The first day of that class, we were told that these classes all culminated in a Second City Audition. Everyone stared at each other dumbfounded. I just shrugged. I had done this before, almost a decade prior. I just didn't think anything would come out of it. I was still there to support John Hildreth, who at the time was on the stages of Second City.

It was different then. Tim Meadows had been on the main stage. John was there. Things were changing at that place on Wells. I never thought they would hire a black woman. They were covering men at that point.

Our classes were going fine. We, like most students of improv, were having fun and it was fun to see actors who were my race discovering what I knew about improv comedy for years: It's the most creative way of expressing yourself and the creative process. It's an amazing format, and it's just fun as hell.

That was during the class. The audition for Second City was a whole different thing.

The audition fell on my mother's birthday, November 3rd 1995. I just turned thirty three months prior.

Every minority actor in Chicago (who was not doing improv on a regular basis) at that audition, who now had a chance to audition for the biggest improv sketch company in the country, that paid, and was a equity house...

...all lost their minds on that stage that day.

People were yelling over each other and running all over the Second City Chicago Main Stage. It was the definition of a cluster fuck.

I remember Me, Ceasar Jamie and Martin Garcia trying to quietly stay out of the fray of the fuck, which was cluster.

At the top of the audition they did A Classic Chorus Line style interview. People were losing their minds right at the top. A panel member would ask a question and people would ramble on and on with others next to them whooping and hollering like it was a Def Comedy Jam Show.

It seemed no one had ever seen "A Chorus Line" and the ones who had (Jamie, Garcia and myself) just stood there. Quietly. Until it was our turn.

I was at the end of the line. I was asked by a panel member: What makes today special?

I could have tried to kiss it and say: This moment. I could have said: This opportunity.

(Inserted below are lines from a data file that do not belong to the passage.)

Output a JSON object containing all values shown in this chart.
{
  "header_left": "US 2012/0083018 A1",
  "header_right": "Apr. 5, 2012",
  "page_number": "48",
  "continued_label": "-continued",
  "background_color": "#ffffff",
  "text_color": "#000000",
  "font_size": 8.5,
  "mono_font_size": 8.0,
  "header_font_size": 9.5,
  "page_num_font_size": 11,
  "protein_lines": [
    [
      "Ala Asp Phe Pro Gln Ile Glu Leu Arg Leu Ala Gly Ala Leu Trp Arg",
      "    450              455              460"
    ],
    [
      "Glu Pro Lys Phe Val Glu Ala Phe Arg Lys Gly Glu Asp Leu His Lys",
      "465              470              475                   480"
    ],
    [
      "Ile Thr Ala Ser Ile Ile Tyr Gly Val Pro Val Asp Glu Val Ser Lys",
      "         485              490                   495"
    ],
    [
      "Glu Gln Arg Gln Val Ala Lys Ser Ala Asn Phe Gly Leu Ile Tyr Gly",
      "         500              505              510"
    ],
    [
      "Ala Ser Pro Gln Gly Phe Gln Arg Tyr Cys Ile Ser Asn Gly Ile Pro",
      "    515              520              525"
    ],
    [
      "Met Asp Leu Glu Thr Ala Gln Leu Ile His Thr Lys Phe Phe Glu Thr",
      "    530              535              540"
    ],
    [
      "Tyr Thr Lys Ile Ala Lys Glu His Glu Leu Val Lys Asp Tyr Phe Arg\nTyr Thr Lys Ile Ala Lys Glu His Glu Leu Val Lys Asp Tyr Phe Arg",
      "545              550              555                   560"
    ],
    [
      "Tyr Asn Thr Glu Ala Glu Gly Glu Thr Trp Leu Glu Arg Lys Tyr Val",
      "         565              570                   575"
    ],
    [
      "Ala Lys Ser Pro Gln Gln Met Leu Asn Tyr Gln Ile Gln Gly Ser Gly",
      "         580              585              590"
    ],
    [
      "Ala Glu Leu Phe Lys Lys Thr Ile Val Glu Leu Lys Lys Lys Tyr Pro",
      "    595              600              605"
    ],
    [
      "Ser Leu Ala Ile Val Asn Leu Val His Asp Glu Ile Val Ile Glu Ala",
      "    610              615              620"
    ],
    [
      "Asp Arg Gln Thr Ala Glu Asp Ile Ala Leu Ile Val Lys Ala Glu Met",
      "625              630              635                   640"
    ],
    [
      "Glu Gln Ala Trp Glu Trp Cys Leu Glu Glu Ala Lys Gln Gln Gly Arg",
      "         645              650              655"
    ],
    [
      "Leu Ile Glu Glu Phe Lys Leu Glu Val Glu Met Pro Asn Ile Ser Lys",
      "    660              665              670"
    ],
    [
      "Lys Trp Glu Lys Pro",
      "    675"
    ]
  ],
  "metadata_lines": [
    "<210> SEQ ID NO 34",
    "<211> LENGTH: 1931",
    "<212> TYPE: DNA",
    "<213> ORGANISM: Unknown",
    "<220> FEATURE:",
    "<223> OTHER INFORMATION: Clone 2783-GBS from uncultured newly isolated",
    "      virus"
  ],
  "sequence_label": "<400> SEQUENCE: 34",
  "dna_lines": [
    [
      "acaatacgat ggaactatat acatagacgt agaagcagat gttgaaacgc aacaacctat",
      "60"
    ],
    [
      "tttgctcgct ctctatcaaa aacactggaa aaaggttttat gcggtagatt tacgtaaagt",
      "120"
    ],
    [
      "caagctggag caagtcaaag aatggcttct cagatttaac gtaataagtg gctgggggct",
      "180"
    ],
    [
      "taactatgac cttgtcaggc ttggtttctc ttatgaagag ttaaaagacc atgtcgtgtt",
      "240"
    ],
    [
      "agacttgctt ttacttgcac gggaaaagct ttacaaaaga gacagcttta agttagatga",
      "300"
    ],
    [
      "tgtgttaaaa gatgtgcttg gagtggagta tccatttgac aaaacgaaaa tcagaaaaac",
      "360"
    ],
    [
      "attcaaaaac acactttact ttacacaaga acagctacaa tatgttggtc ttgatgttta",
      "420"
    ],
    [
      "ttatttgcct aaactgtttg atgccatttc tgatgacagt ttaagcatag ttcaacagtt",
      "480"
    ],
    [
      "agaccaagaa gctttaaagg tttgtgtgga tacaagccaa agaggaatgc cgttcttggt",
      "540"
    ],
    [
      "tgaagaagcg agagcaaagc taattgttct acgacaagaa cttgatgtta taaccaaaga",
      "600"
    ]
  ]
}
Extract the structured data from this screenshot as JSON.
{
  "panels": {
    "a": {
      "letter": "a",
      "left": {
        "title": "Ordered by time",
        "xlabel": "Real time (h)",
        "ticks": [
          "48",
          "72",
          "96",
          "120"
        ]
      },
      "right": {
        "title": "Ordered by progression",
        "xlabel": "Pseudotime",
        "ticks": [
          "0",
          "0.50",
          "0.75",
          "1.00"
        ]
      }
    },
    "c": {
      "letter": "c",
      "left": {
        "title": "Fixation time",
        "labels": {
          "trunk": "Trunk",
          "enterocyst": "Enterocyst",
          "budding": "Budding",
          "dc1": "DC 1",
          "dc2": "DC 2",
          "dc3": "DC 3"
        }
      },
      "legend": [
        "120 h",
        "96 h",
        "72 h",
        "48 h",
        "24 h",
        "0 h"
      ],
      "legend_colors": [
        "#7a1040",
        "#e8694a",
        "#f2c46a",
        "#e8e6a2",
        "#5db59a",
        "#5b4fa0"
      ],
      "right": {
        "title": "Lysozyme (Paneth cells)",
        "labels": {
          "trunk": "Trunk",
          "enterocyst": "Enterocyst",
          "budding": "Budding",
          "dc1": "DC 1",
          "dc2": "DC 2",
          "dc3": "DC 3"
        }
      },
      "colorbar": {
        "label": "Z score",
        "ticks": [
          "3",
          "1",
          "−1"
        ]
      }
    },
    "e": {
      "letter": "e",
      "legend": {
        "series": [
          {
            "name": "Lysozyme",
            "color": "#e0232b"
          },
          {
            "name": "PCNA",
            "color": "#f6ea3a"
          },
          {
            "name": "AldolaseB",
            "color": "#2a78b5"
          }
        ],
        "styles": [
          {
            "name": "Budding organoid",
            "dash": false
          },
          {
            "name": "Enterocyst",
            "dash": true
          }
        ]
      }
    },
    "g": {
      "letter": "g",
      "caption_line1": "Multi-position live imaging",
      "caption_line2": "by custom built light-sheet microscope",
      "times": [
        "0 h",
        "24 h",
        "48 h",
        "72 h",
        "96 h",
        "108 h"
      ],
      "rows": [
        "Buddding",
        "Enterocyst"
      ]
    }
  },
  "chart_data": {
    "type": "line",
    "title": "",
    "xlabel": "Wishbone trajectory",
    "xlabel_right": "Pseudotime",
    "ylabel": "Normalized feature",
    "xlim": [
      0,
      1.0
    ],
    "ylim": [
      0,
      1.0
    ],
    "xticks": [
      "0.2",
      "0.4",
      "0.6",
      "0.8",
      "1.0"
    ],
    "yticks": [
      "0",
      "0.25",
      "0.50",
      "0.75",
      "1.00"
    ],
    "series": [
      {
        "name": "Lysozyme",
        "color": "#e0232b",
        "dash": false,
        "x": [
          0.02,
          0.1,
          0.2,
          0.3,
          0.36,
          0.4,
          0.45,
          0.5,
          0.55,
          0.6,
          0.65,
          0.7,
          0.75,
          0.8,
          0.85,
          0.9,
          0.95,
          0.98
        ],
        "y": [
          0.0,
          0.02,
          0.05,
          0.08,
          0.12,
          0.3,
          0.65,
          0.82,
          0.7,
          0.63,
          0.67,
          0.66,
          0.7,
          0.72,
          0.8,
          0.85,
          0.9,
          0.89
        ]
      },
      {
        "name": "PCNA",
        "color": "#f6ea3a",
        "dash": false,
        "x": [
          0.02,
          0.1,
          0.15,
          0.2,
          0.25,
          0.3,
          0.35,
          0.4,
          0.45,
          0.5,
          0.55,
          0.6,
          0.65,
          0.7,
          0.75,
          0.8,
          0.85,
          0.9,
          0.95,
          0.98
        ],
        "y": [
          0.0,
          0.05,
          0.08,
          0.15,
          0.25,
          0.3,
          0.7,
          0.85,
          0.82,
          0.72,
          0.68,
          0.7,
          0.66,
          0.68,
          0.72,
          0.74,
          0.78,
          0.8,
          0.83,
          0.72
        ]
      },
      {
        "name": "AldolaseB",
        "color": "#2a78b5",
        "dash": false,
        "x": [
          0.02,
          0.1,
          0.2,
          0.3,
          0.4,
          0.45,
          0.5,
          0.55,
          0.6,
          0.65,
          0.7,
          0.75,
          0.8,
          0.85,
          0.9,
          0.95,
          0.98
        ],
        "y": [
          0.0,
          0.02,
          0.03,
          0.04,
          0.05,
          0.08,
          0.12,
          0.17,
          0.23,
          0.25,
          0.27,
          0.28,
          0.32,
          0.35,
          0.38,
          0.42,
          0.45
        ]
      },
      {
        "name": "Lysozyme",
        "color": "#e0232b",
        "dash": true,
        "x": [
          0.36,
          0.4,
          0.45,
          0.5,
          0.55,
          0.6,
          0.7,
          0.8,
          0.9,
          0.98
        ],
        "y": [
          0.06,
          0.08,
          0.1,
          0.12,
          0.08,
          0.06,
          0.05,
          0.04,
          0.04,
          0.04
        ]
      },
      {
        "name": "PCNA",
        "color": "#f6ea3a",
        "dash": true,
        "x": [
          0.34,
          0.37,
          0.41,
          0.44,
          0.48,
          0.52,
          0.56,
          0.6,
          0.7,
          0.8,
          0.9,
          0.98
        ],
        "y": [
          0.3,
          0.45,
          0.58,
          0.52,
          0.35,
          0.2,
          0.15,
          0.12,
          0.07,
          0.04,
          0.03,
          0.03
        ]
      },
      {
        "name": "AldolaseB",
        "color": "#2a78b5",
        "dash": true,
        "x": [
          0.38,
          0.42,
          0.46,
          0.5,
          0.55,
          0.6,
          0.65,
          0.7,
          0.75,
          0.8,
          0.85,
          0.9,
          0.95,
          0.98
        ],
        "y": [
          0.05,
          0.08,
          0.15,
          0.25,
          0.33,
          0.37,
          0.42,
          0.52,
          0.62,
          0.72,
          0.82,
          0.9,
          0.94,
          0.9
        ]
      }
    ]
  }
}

It really wasn't. In that moment of people whooping and hollering. I said to the panel. Today is my mother's birthday.

I saw Martin DeMaat smile. I saw panel members who did not know me smile and jot stuff down. Then I heard one woman scream: Ahhh gurrrrrrl...that is SOooooo Sweeeet. Being pretty facetious and hoping for a laugh. No one on the panel laughed. I ignored her and looked ahead Chorus Line Style thinking: I think you just boned yourself, gurrrrrrrrrrl.